While town hall was civil, Fulcher's credit is not
The VFW hall in Sandpoint was full Monday night for Russ Fulcher’s town hall, and I was impressed that a civil discussion resulted. That’s to Fulcher’s credit. His voting record is not.
He votes against good bills like the Freedom to Vote Act but proudly supports issues like the “Life at Conception Act,” he cosponsored the “Concealed Carry Reciprocity Act” that validates those permits when the guns are taken through other states and cosponsored the so-called “Hearing Protection Act” which eliminates a tax on gun “suppressors” (silencers).
The congressman could not campaign for himself in this taxpayer-funded meeting, but he recognized many in the crowd campaigning for election or reelection, including city councilors, county commissioners and a far-right Boundary County resident running for Sage Dixon’s office.
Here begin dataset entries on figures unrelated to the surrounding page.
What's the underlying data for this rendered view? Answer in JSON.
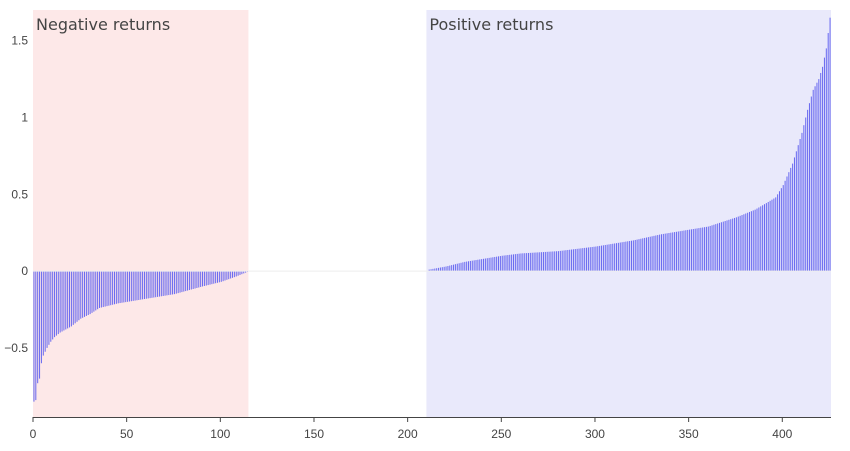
{
  "chart_data": {
    "type": "bar",
    "xlim": [
      0,
      426
    ],
    "ylim": [
      -0.95,
      1.7
    ],
    "xticks": [
      0,
      50,
      100,
      150,
      200,
      250,
      300,
      350,
      400
    ],
    "xtick_labels": [
      "0",
      "50",
      "100",
      "150",
      "200",
      "250",
      "300",
      "350",
      "400"
    ],
    "yticks": [
      -0.5,
      0,
      0.5,
      1,
      1.5
    ],
    "ytick_labels": [
      "−0.5",
      "0",
      "0.5",
      "1",
      "1.5"
    ],
    "grid": false,
    "legend": "none",
    "bar_color": "#6b6bf0",
    "regions": [
      {
        "label": "Negative returns",
        "x0": 0,
        "x1": 115,
        "color": "#fde8e8"
      },
      {
        "label": "Positive returns",
        "x0": 210,
        "x1": 426,
        "color": "#e9e9fb"
      }
    ],
    "series": [
      {
        "name": "",
        "description_points": "sorted returns; piecewise anchors (index, value)",
        "anchors": [
          [
            0,
            -0.85
          ],
          [
            1,
            -0.84
          ],
          [
            2,
            -0.73
          ],
          [
            3,
            -0.7
          ],
          [
            4,
            -0.6
          ],
          [
            5,
            -0.55
          ],
          [
            7,
            -0.5
          ],
          [
            9,
            -0.46
          ],
          [
            11,
            -0.43
          ],
          [
            14,
            -0.4
          ],
          [
            20,
            -0.36
          ],
          [
            25,
            -0.31
          ],
          [
            30,
            -0.28
          ],
          [
            35,
            -0.24
          ],
          [
            45,
            -0.21
          ],
          [
            60,
            -0.18
          ],
          [
            75,
            -0.15
          ],
          [
            90,
            -0.1
          ],
          [
            100,
            -0.07
          ],
          [
            108,
            -0.035
          ],
          [
            114,
            -0.005
          ],
          [
            115,
            0.0
          ],
          [
            210,
            0.0
          ],
          [
            211,
            0.01
          ],
          [
            220,
            0.03
          ],
          [
            230,
            0.06
          ],
          [
            240,
            0.08
          ],
          [
            250,
            0.1
          ],
          [
            260,
            0.115
          ],
          [
            280,
            0.13
          ],
          [
            300,
            0.16
          ],
          [
            320,
            0.2
          ],
          [
            335,
            0.24
          ],
          [
            350,
            0.27
          ],
          [
            360,
            0.29
          ],
          [
            365,
            0.31
          ],
          [
            375,
            0.35
          ],
          [
            385,
            0.4
          ],
          [
            392,
            0.45
          ],
          [
            396,
            0.48
          ],
          [
            400,
            0.56
          ],
          [
            405,
            0.7
          ],
          [
            410,
            0.9
          ],
          [
            413,
            1.05
          ],
          [
            416,
            1.18
          ],
          [
            419,
            1.25
          ],
          [
            421,
            1.33
          ],
          [
            423,
            1.45
          ],
          [
            425,
            1.65
          ]
        ]
      }
    ]
  }
}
Also Democrat Kathy Larson, running for Dixon’s seat and a woman recording the meeting for Fulcher’s opponent, Democrat Kaylee Peterson.
Sandpoint City Council Chair Luke Omodt brought up the lack of essential funds to run local governments due to an overabundance of federal lands that do not contribute to our tax base. Fulcher agreed, saying, “We need to examine the formula for (Payment in Lieu of Taxes) funds, which have decreased since the forests are no longer in active management.”
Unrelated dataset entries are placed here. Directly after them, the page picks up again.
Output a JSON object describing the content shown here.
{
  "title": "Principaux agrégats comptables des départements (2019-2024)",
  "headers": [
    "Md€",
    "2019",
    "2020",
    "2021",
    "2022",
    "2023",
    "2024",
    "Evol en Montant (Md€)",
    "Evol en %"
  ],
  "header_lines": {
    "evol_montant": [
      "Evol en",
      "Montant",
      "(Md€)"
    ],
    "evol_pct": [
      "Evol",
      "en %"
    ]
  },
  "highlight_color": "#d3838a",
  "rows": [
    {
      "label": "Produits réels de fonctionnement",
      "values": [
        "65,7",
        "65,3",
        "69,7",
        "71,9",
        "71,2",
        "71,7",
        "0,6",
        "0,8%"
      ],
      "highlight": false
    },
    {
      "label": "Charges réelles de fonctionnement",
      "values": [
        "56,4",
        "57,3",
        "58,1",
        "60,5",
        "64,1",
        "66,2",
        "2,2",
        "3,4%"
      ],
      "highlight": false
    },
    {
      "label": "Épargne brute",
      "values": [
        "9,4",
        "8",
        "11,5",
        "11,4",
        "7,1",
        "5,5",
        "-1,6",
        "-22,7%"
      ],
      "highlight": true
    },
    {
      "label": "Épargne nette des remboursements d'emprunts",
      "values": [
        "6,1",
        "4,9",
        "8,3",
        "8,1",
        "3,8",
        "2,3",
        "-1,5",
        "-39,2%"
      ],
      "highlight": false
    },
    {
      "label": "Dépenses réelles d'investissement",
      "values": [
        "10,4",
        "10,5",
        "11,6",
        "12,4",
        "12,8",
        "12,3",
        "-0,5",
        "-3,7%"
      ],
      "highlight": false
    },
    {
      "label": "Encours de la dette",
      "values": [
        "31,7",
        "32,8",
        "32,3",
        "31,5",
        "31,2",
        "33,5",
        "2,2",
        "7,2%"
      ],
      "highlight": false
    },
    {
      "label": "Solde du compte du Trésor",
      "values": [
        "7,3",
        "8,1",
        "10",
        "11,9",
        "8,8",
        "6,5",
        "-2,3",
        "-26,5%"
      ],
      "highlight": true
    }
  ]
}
A cardiovascular radiologist named Thomas Fletcher spoke at length against Dr. Fauci and disputed the effectiveness of masks or vaccinations against COVID-19, and Fulcher heartily agreed.
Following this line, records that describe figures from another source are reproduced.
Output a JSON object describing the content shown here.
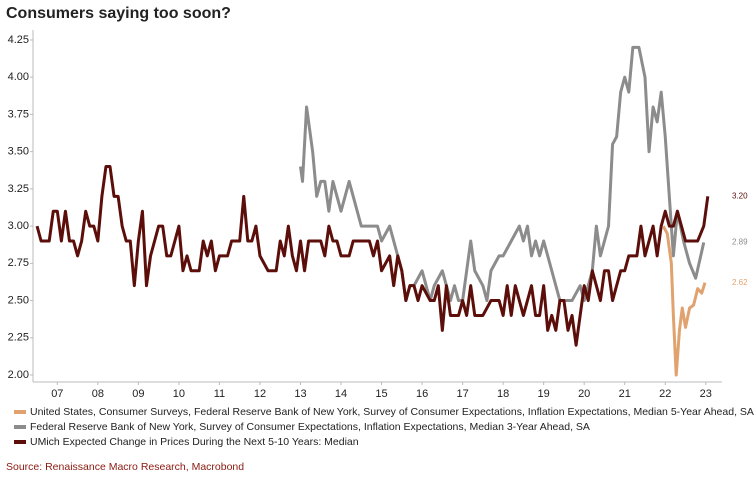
{
  "chart_data": {
    "type": "line",
    "title": "Consumers saying too soon?",
    "source": "Source: Renaissance Macro Research, Macrobond",
    "xlim": [
      2006.4,
      2023.4
    ],
    "ylim": [
      1.953,
      4.317
    ],
    "xticks": [
      {
        "value": 2007,
        "label": "07"
      },
      {
        "value": 2008,
        "label": "08"
      },
      {
        "value": 2009,
        "label": "09"
      },
      {
        "value": 2010,
        "label": "10"
      },
      {
        "value": 2011,
        "label": "11"
      },
      {
        "value": 2012,
        "label": "12"
      },
      {
        "value": 2013,
        "label": "13"
      },
      {
        "value": 2014,
        "label": "14"
      },
      {
        "value": 2015,
        "label": "15"
      },
      {
        "value": 2016,
        "label": "16"
      },
      {
        "value": 2017,
        "label": "17"
      },
      {
        "value": 2018,
        "label": "18"
      },
      {
        "value": 2019,
        "label": "19"
      },
      {
        "value": 2020,
        "label": "20"
      },
      {
        "value": 2021,
        "label": "21"
      },
      {
        "value": 2022,
        "label": "22"
      },
      {
        "value": 2023,
        "label": "23"
      }
    ],
    "yticks": [
      {
        "value": 2,
        "label": "2.00"
      },
      {
        "value": 2.25,
        "label": "2.25"
      },
      {
        "value": 2.5,
        "label": "2.50"
      },
      {
        "value": 2.75,
        "label": "2.75"
      },
      {
        "value": 3,
        "label": "3.00"
      },
      {
        "value": 3.25,
        "label": "3.25"
      },
      {
        "value": 3.5,
        "label": "3.50"
      },
      {
        "value": 3.75,
        "label": "3.75"
      },
      {
        "value": 4,
        "label": "4.00"
      },
      {
        "value": 4.25,
        "label": "4.25"
      }
    ],
    "grid": false,
    "series": [
      {
        "name": "United States, Consumer Surveys, Federal Reserve Bank of New York, Survey of Consumer Expectations, Inflation Expectations, Median 5-Year Ahead, SA",
        "color": "#e0a26e",
        "end_label": "2.62",
        "x": [
          2021.95,
          2022.05,
          2022.1,
          2022.15,
          2022.2,
          2022.27,
          2022.35,
          2022.42,
          2022.5,
          2022.6,
          2022.7,
          2022.8,
          2022.9,
          2022.98
        ],
        "values": [
          3.0,
          2.95,
          2.85,
          2.75,
          2.4,
          2.0,
          2.3,
          2.45,
          2.32,
          2.45,
          2.47,
          2.58,
          2.55,
          2.62
        ]
      },
      {
        "name": "Federal Reserve Bank of New York, Survey of Consumer Expectations, Inflation Expectations, Median 3-Year Ahead, SA",
        "color": "#8c8c8c",
        "end_label": "2.89",
        "x": [
          2013.0,
          2013.05,
          2013.15,
          2013.3,
          2013.4,
          2013.5,
          2013.6,
          2013.7,
          2013.8,
          2013.9,
          2014.0,
          2014.2,
          2014.3,
          2014.5,
          2014.7,
          2014.9,
          2015.0,
          2015.2,
          2015.4,
          2015.5,
          2015.6,
          2015.7,
          2015.8,
          2016.0,
          2016.2,
          2016.3,
          2016.5,
          2016.7,
          2016.8,
          2016.9,
          2017.0,
          2017.2,
          2017.3,
          2017.5,
          2017.6,
          2017.7,
          2017.9,
          2018.0,
          2018.2,
          2018.4,
          2018.5,
          2018.6,
          2018.7,
          2018.8,
          2018.9,
          2019.0,
          2019.2,
          2019.3,
          2019.4,
          2019.5,
          2019.7,
          2019.9,
          2020.0,
          2020.1,
          2020.2,
          2020.3,
          2020.4,
          2020.5,
          2020.6,
          2020.7,
          2020.8,
          2020.9,
          2021.0,
          2021.1,
          2021.2,
          2021.35,
          2021.5,
          2021.6,
          2021.7,
          2021.8,
          2021.9,
          2022.0,
          2022.1,
          2022.2,
          2022.3,
          2022.45,
          2022.6,
          2022.75,
          2022.95
        ],
        "values": [
          3.4,
          3.3,
          3.8,
          3.5,
          3.2,
          3.3,
          3.3,
          3.1,
          3.3,
          3.2,
          3.1,
          3.3,
          3.2,
          3.0,
          3.0,
          3.0,
          2.9,
          3.0,
          2.8,
          2.7,
          2.5,
          2.6,
          2.6,
          2.7,
          2.5,
          2.6,
          2.7,
          2.5,
          2.6,
          2.5,
          2.5,
          2.9,
          2.7,
          2.6,
          2.5,
          2.7,
          2.8,
          2.8,
          2.9,
          3.0,
          2.9,
          3.0,
          2.8,
          2.9,
          2.8,
          2.9,
          2.7,
          2.6,
          2.5,
          2.5,
          2.5,
          2.6,
          2.5,
          2.6,
          2.7,
          3.0,
          2.8,
          2.9,
          3.0,
          3.55,
          3.6,
          3.9,
          4.0,
          3.9,
          4.2,
          4.2,
          4.0,
          3.5,
          3.8,
          3.7,
          3.9,
          3.6,
          3.2,
          2.8,
          3.1,
          2.9,
          2.75,
          2.65,
          2.89
        ]
      },
      {
        "name": "UMich Expected Change in Prices During the Next 5-10 Years: Median",
        "color": "#5c0f0a",
        "end_label": "3.20",
        "x": [
          2006.5,
          2006.6,
          2006.8,
          2006.9,
          2007.0,
          2007.1,
          2007.2,
          2007.3,
          2007.4,
          2007.5,
          2007.6,
          2007.7,
          2007.8,
          2007.9,
          2008.0,
          2008.1,
          2008.2,
          2008.3,
          2008.4,
          2008.5,
          2008.6,
          2008.7,
          2008.8,
          2008.9,
          2009.0,
          2009.1,
          2009.2,
          2009.3,
          2009.4,
          2009.5,
          2009.6,
          2009.7,
          2009.8,
          2009.9,
          2010.0,
          2010.1,
          2010.2,
          2010.3,
          2010.5,
          2010.6,
          2010.7,
          2010.8,
          2010.9,
          2011.0,
          2011.2,
          2011.3,
          2011.4,
          2011.5,
          2011.6,
          2011.7,
          2011.8,
          2011.9,
          2012.0,
          2012.2,
          2012.4,
          2012.5,
          2012.6,
          2012.7,
          2012.8,
          2012.9,
          2013.0,
          2013.1,
          2013.2,
          2013.4,
          2013.5,
          2013.6,
          2013.7,
          2013.8,
          2013.9,
          2014.0,
          2014.2,
          2014.3,
          2014.5,
          2014.7,
          2014.8,
          2014.9,
          2015.0,
          2015.2,
          2015.3,
          2015.4,
          2015.5,
          2015.6,
          2015.7,
          2015.8,
          2015.9,
          2016.0,
          2016.2,
          2016.3,
          2016.4,
          2016.5,
          2016.6,
          2016.7,
          2016.9,
          2017.0,
          2017.1,
          2017.2,
          2017.3,
          2017.5,
          2017.7,
          2017.9,
          2018.0,
          2018.1,
          2018.2,
          2018.3,
          2018.4,
          2018.5,
          2018.7,
          2018.8,
          2018.9,
          2019.0,
          2019.1,
          2019.2,
          2019.3,
          2019.4,
          2019.5,
          2019.6,
          2019.7,
          2019.8,
          2019.9,
          2020.0,
          2020.1,
          2020.2,
          2020.3,
          2020.4,
          2020.5,
          2020.6,
          2020.7,
          2020.8,
          2020.9,
          2021.0,
          2021.1,
          2021.2,
          2021.3,
          2021.4,
          2021.5,
          2021.6,
          2021.7,
          2021.8,
          2021.9,
          2022.0,
          2022.1,
          2022.2,
          2022.3,
          2022.4,
          2022.5,
          2022.6,
          2022.7,
          2022.8,
          2022.95,
          2023.05
        ],
        "values": [
          3.0,
          2.9,
          2.9,
          3.1,
          3.1,
          2.9,
          3.1,
          2.9,
          2.9,
          2.8,
          2.9,
          3.1,
          3.0,
          3.0,
          2.9,
          3.2,
          3.4,
          3.4,
          3.2,
          3.2,
          3.0,
          2.9,
          2.9,
          2.6,
          2.9,
          3.1,
          2.6,
          2.8,
          2.9,
          3.0,
          3.0,
          2.8,
          2.8,
          2.9,
          3.0,
          2.7,
          2.8,
          2.7,
          2.7,
          2.9,
          2.8,
          2.9,
          2.7,
          2.8,
          2.8,
          2.9,
          2.9,
          2.9,
          3.2,
          2.9,
          2.9,
          3.0,
          2.8,
          2.7,
          2.7,
          2.9,
          2.8,
          3.0,
          2.8,
          2.7,
          2.9,
          2.7,
          2.9,
          2.9,
          2.9,
          2.8,
          3.0,
          2.9,
          2.9,
          2.8,
          2.8,
          2.9,
          2.9,
          2.9,
          2.8,
          2.9,
          2.7,
          2.8,
          2.6,
          2.8,
          2.7,
          2.5,
          2.6,
          2.6,
          2.5,
          2.6,
          2.5,
          2.5,
          2.6,
          2.3,
          2.6,
          2.4,
          2.4,
          2.5,
          2.4,
          2.6,
          2.4,
          2.4,
          2.5,
          2.5,
          2.4,
          2.6,
          2.4,
          2.6,
          2.5,
          2.4,
          2.6,
          2.4,
          2.4,
          2.6,
          2.3,
          2.4,
          2.3,
          2.5,
          2.5,
          2.3,
          2.4,
          2.2,
          2.4,
          2.6,
          2.5,
          2.7,
          2.6,
          2.5,
          2.7,
          2.7,
          2.5,
          2.6,
          2.7,
          2.7,
          2.8,
          2.8,
          2.8,
          3.0,
          2.8,
          2.9,
          3.0,
          2.8,
          3.0,
          3.1,
          3.0,
          3.0,
          3.1,
          3.0,
          2.9,
          2.9,
          2.9,
          2.9,
          3.0,
          3.2
        ]
      }
    ]
  }
}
“Dr. Fletcher used the phrase “medical freedom,” Ellen Weissman said, reminding everyone that our doctors no longer can provide medical freedom for mothers whose lives are threatened by unviable pregnancies. Weisman asked Fulcher if he could help, but he said he was unaware of the issues in Bonner County (which, are caused by his party).
“The Supreme Court reversed Roe vs. Wade, and I’m a pro-life person,” Fulcher told her. “I don’t support abortion and think it’s rightfully in the hands of the states.” When he claimed abortions are performed even after birth, I blurted out, “You’ve been misinformed.” When he doubled down, insisting he has proof, I said, “Send me that proof.” He has my name and address.
A retired man in the audience confronted Fulcher: “You’re saying you’re on one side of the (political) divide and you’re not going to change. Your side is holding up the budget over the border. Why do you refuse to negotiate with the other side?” Fulcher answered, “The cost to you, your kids and grandkids (of illegal immigration at the southern border) is $200 billion.”
The man continued, saying Fulcher should be kicked off the ballot for attempting to overturn the election on Jan. 6, 2021. Fulcher’s reply: “I didn’t vote to certify the presidential election of 2020 because some states said they did not follow their own rules.”
When he opened up the floor for questions, I identified myself and repeated what I had told him before the meeting began. I have written him many letters since he came into office, and I appreciate that he replies but I haven’t liked the answers he gives. I understand that the congressman sees how heavily populated we are with “Christian” nationalists. But, as one of his constituents, I asked him to recognize that many of us are like me, and as a lifelong Christian, I am not represented by the bills he has supported from that group.